Il y a donc de nombreuses questions spécifiques que je voudrais aborder avec vous aujourd’hui, même si ce soir je souhaite me concentrer sur d’autres qui ont aussi beaucoup à voir avec le développement de notre vie collective. C’est à la Constitution et à l’Espagne que je veux faire référence.

Cette année, notre Constitution fête ses 45 ans. Au cours de ces années de vie démocratique, la Constitution, sur laquelle la Princesse des Asturies a prêté serment le 31 octobre dernier, a été présente sans interruption dans nos vies. Et c’est sans aucun doute le meilleur exemple d’union et de coexistence entre les Espagnols.

Nous ne pouvons pas oublier que l’un de nos grands atouts en démocratie est précisément cette coexistence basée sur des sentiments partagés et la recherche commune du bien-être et de la prospérité de tous.

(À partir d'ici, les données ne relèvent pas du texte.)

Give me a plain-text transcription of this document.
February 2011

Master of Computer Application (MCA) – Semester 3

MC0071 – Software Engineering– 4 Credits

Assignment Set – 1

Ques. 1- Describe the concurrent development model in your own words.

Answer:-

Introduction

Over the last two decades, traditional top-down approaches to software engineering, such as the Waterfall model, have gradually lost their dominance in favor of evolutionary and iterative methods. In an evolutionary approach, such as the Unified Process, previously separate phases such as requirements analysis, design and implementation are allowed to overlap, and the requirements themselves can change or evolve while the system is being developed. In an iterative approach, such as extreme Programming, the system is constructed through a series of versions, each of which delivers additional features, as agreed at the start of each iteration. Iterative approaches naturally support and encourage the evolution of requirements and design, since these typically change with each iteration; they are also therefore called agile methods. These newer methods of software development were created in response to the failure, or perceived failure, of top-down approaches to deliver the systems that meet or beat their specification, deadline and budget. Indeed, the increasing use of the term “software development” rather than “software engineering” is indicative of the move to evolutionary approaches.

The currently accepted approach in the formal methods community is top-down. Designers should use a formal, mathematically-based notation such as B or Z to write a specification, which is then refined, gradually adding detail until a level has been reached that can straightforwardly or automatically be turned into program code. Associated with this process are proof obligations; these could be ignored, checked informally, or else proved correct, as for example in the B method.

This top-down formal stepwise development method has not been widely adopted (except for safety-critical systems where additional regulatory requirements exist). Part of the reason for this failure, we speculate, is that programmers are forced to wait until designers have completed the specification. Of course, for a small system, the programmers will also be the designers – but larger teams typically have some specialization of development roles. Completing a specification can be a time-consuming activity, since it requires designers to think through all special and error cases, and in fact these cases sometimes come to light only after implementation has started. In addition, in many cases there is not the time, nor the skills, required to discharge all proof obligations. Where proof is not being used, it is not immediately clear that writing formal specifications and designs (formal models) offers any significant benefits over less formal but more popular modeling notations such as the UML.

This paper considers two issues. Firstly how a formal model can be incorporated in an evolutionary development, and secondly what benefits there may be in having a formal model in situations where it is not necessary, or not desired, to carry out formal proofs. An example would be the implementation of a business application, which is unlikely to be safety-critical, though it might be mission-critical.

Dans les Asturies en octobre dernier, j’ai souligné – et je le crois – que c’est avec l’unité, avec un effort collectif et avec des attitudes de solidarité que se construisent les grandes œuvres, celles qui transcendent les personnes, celles qui durent et restent dans le temps. C’est ainsi qu’un pays progresse.

Naturellement, en Espagne, chaque citoyen a le droit de penser, de s’exprimer et de défendre ses idées librement et dans le respect des autres. Mais la démocratie nécessite également un consensus fondamental et large sur les principes que nous partageons et qui nous unissent depuis plusieurs générations.

Et cette union, qui a de profondes racines historiques et culturelles, doit reposer avant tout sur les valeurs qui régissent toute coexistence démocratique : liberté, justice, égalité, pluralisme politique.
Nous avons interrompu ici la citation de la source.